やがて彼女はコバルト文庫を離れると、1992年の『パイナップルの彼方』から一般文芸へシフト。同作は平凡なOLの日常を舞台としながら、巧みな人物描写でじつにスリリングな傑作です。さらに1998年には、生半可なホラーよりよほど恐ろしい恋愛小説『恋愛中毒』を発表し、第20回吉川英治新人文学賞を受賞して話題を呼びます。
『恋愛中毒』で文壇での評価も獲得した彼女は、2000年発表の『プラナリア』で直木賞受賞を達成します(第124回/2000年下半期)。それぞれの理由で「無職」という境遇にある女性たちを主人公にした5編収録の短編集です。ときにわがままだったり自堕落だったりする主人公たちの心情を丁寧に掬いあげ、山本文緒が「普通の人々」の弱さやズルさにいつも寄り添ってきた作家だということを実感させてくれる作品集となっています。
角田光代
角田光代は1988年、中編「お子様ランチ・ロックソース」で第11回コバルト・ノベル大賞の大賞を受賞し、彩河杏名義で作家デビューします。山本文緒の1年後輩にあたり、先述の『コバルト・ノベル大賞入選作品集5』にはふたりの作品が同時に収録されています。のちの活躍を考えるとずいぶん豪華な作品集といえそうです。

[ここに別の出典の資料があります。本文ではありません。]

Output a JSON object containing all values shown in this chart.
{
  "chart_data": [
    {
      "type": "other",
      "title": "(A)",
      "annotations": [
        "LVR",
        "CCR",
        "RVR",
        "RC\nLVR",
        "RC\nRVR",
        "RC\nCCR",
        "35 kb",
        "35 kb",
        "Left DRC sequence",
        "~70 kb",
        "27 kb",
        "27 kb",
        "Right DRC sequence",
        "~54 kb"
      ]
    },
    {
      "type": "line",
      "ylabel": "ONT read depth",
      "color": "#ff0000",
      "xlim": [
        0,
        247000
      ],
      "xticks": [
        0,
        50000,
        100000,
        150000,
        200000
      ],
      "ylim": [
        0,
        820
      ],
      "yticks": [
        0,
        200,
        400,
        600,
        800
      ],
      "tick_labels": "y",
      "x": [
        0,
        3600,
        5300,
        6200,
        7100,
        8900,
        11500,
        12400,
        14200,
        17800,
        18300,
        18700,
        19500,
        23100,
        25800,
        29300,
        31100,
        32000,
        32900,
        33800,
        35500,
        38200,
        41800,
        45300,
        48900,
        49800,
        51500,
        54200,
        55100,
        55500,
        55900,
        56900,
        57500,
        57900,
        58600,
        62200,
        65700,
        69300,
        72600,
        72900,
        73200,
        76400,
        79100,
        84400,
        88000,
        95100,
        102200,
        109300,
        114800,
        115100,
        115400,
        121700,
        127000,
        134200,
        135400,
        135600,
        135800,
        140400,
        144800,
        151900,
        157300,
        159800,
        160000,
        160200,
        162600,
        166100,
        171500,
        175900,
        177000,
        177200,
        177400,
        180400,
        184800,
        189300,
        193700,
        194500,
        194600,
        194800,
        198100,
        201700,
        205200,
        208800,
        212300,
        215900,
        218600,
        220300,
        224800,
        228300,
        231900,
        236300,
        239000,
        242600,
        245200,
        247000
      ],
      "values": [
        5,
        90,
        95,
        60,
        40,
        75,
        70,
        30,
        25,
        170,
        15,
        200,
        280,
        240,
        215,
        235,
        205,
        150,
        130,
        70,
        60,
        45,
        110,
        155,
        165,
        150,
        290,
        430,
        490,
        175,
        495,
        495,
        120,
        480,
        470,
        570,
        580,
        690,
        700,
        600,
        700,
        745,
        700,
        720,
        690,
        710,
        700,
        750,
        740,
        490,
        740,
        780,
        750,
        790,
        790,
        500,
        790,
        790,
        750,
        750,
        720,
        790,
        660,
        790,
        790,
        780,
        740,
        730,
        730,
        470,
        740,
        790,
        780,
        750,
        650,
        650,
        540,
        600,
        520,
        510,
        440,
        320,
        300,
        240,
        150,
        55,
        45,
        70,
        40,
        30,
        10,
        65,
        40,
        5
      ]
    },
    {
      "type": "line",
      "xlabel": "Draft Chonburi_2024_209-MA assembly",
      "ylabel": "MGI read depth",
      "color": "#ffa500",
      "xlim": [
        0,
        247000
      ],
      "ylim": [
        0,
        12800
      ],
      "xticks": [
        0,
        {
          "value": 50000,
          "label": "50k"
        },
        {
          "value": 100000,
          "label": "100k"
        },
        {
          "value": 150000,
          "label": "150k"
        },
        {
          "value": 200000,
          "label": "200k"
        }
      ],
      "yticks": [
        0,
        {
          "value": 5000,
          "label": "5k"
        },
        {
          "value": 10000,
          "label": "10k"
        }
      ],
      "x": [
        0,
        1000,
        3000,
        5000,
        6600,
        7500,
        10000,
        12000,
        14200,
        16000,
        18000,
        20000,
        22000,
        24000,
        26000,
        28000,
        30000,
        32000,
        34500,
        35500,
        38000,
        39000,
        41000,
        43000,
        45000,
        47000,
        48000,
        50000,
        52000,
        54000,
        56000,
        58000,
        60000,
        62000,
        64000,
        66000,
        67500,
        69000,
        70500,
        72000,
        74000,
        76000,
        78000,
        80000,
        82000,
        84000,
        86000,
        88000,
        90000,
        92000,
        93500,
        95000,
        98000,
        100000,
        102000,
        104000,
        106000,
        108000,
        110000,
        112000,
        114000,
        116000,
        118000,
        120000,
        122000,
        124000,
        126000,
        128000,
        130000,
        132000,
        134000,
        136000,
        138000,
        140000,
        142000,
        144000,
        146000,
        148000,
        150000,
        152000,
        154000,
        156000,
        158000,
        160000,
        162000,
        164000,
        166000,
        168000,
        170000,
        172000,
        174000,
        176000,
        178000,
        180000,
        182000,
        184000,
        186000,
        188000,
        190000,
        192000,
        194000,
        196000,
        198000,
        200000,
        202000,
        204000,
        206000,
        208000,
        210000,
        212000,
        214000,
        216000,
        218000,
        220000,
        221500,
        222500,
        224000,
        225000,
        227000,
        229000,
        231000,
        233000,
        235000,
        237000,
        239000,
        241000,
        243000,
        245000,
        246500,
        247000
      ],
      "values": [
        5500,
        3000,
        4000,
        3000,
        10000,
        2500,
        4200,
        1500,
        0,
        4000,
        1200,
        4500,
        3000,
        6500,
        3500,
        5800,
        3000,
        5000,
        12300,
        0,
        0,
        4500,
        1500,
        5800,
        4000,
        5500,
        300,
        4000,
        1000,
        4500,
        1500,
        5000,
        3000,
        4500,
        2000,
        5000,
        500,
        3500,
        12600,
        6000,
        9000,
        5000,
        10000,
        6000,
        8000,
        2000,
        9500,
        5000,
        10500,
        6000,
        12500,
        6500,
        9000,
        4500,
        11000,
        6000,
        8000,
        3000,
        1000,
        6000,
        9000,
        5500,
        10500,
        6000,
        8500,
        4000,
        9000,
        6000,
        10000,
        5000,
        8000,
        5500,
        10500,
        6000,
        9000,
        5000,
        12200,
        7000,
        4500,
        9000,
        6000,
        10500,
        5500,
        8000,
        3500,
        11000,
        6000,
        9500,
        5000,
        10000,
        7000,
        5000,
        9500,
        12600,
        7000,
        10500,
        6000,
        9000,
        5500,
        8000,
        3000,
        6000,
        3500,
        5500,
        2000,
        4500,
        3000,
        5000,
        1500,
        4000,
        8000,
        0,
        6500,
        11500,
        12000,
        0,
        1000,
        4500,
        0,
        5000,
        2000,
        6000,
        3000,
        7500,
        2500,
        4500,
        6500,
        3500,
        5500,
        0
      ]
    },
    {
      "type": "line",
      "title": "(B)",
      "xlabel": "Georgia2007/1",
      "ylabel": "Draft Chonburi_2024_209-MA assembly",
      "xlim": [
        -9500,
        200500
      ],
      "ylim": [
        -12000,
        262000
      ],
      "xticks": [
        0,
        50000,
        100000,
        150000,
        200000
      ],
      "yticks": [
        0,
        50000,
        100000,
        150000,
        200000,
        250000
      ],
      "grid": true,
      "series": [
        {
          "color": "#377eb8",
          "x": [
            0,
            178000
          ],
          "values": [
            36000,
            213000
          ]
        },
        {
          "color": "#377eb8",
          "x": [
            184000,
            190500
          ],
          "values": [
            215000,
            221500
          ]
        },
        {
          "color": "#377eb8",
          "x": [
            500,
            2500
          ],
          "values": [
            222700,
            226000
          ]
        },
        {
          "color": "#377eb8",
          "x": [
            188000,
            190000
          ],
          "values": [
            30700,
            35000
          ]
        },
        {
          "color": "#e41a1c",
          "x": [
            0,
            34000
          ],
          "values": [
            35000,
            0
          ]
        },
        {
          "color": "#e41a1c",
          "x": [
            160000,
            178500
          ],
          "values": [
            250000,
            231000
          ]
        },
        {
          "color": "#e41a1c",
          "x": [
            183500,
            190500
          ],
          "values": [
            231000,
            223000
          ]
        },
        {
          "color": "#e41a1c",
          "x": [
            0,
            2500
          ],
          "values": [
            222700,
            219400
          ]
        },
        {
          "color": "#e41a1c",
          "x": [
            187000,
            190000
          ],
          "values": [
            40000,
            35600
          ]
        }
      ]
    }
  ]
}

単著としてのデビュー作は、『胸にほおばる、蛍草』という長編です。異母姉妹の女性ふたりの物語らしいのですが、古本でも非常に入手が難しい作品で、筆者は読んだことがありません。同作にかぎらず、彩河杏名義の作品はすべて絶版で復刊もなく、古本市場でも高騰している稀少本ばかり。彼女自身この時代のことを語ることは少なく、今後復刊される可能性もほぼないと思われます。
彼女の少女小説家時代は2年足らずと短く、1990年に「幸福な遊戯」で第9回海燕新人文学賞を受賞し、角田光代と名義も改めて純文学作家として再スタートを切ります。芥川賞にも複数回ノミネートされながら、1996年には『まどろむ夜のUFO』で第18回野間文芸新人賞を受賞。初期の角田作品はモラトリアムを生きる若者たちの不安や迷いを描き、「アパート文学」「フリーター文学」などとも称されました。
同時に児童文学も手がけるようになり、1999年発表の『キッドナップ・ツアー』では小学5年生の女の子と父親を軽やかに描き、第46回産経児童出版文化賞フジテレビ賞と第22回路傍の石文学賞を受賞します。
純文学以外に活躍の場を広げるなかで今度は芥川賞ではなく直木賞の対象となり、一度候補になったあと、2004年発表の『対岸の彼女』で見事受賞を射止めました(第132回/2004年下半期)。専業主婦の小夜子と、彼女の就職先となるベンチャー企業の女社長・葵。一見正反対に見えるふたりの女性を軸に、女性同士の関係性や人間模様を描いた傑作です。
まとめ
以上、少女小説出身で直木賞を受賞した作家4名の紹介でした。彼女たちのような優れた才能を発掘したことは、少女小説が果たした大きな功績のひとつだと思います。 気になった作家、作品があればぜひ読んでみてください。